Also note that we’re putting HTML inside of our PHP, tying our code to a specific output template. This would be daunting for a client-side coder to modify, and is something you would want to remove if you were working as part of a team or had a large code base in which this HTML could theoretically become lost.

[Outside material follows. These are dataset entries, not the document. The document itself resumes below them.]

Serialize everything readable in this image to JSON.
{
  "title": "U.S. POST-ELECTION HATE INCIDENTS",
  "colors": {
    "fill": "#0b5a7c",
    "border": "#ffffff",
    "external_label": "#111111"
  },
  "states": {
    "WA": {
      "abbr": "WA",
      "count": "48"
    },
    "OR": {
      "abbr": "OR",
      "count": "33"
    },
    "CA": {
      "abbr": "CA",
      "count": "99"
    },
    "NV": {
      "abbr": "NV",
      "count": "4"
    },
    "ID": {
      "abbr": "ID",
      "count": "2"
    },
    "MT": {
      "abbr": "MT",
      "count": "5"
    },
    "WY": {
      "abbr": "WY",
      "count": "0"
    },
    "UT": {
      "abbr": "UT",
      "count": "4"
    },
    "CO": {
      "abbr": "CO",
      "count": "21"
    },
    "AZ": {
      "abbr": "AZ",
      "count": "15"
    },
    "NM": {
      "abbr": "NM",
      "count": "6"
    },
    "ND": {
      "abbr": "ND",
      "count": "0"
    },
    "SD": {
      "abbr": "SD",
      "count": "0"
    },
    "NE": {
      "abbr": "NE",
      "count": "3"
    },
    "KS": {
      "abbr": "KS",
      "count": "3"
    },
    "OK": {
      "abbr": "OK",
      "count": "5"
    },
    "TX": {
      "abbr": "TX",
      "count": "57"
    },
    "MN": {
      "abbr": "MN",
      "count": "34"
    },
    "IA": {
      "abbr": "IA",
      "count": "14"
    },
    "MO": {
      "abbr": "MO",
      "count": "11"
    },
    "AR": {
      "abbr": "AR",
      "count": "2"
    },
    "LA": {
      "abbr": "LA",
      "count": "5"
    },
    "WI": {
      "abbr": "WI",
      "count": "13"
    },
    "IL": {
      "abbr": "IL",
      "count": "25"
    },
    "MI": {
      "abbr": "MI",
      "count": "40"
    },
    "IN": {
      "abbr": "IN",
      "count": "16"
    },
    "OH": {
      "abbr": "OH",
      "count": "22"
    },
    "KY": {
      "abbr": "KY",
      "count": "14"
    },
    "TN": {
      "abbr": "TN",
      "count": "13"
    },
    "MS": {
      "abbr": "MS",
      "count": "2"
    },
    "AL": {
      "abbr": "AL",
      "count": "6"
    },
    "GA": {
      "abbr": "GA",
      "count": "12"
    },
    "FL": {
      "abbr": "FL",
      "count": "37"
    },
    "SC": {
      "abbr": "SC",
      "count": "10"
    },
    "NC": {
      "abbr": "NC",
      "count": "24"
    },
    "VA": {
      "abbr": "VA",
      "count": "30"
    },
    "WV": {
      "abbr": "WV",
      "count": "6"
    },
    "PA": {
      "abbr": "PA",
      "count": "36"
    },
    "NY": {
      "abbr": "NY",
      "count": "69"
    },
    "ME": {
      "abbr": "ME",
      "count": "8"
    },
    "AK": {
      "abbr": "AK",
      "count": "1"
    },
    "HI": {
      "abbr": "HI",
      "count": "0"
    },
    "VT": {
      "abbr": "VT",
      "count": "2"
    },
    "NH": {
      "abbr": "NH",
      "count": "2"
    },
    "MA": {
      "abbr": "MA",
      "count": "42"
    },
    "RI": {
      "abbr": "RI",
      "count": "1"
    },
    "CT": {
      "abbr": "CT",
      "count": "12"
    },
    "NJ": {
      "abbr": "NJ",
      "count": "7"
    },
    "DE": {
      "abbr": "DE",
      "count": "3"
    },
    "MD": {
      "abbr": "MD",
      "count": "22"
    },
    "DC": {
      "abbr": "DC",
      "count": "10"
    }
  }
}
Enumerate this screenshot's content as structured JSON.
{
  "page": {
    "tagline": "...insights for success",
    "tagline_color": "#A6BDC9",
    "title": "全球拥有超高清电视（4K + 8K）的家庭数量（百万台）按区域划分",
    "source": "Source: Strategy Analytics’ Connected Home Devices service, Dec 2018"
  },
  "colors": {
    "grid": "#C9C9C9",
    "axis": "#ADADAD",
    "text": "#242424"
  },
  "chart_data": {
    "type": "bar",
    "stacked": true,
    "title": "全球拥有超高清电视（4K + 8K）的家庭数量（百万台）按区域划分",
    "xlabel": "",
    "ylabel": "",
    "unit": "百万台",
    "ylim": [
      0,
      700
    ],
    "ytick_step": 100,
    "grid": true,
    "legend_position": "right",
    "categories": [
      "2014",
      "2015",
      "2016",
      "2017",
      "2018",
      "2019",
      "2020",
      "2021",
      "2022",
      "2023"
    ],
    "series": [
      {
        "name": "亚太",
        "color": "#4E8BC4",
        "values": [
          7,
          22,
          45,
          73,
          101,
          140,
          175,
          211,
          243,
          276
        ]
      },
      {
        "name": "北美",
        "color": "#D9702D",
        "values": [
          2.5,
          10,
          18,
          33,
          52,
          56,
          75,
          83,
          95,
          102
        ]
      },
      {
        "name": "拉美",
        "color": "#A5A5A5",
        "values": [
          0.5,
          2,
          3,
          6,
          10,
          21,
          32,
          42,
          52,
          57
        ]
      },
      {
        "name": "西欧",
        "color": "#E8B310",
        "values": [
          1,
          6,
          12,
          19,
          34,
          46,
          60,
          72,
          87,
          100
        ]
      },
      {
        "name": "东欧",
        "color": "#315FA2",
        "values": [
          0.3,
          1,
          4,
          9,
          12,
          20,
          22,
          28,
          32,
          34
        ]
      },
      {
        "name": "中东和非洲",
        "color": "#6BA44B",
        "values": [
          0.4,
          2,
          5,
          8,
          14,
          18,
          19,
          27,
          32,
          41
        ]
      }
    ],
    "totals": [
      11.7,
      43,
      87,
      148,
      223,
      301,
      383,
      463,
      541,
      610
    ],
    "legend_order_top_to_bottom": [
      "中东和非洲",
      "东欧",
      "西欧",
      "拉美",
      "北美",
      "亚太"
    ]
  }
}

However, for my situation, the gains don’t outweigh the problems associated with abstracting the HTML generation.

Putting It To Good Use

In the simplest case, we’d put our function to use like so:

<?php
 $txt = "This is some text{^}(Very fine text, too!) with "
       ."footnotes in it{^}(Can't think of anything for "
       ."the second footnote.).";
 $notes = stripFootnotes($txt);
 echo $txt;
?>

<h2>Footnotes:</h2>
<ol>
    <? foreach ($notes as $i=>$note): ?>
        <li id="footnote-<?=$i?>"><?=$note?></li>
    <?endforeach;?>
</ol>

If we were feeling adventurous, we’d probably want to abstract the functionality from the template and create an Article class. The implementation of this would look very similar to the one above, with the logic of article content retrieval and formatting removed:

<? $a = new Article($id); ?>
<h1>$a->title;</h1>
<div id="content">
    <?= $a->content; ?>
</div>

<h2>Footnotes:</h2>
<ol>
    <? foreach ($a->notes as $i=>$note): ?>
        <li id="footnote-<?=$i?>"><?=$note?></li>
    <?endforeach;?>
</ol>

I’ll leave the actual implementation of that as an exercise for the reader.7


Footnotes:

  1. Or other places where old people hang out. (back)
  2. Like most regular expressions if you're not used to them. (back)
  3. This is sort of why regular expressions are scary. (back)
  4. Sorry, PHP fanboys, but it's true. (back)
  5. Through the webserver, not on our local machines. (back)
  6. Unless you're doing it wrong. (back)
  7. Mostly because confusing you right at the end of my article is good times. (back)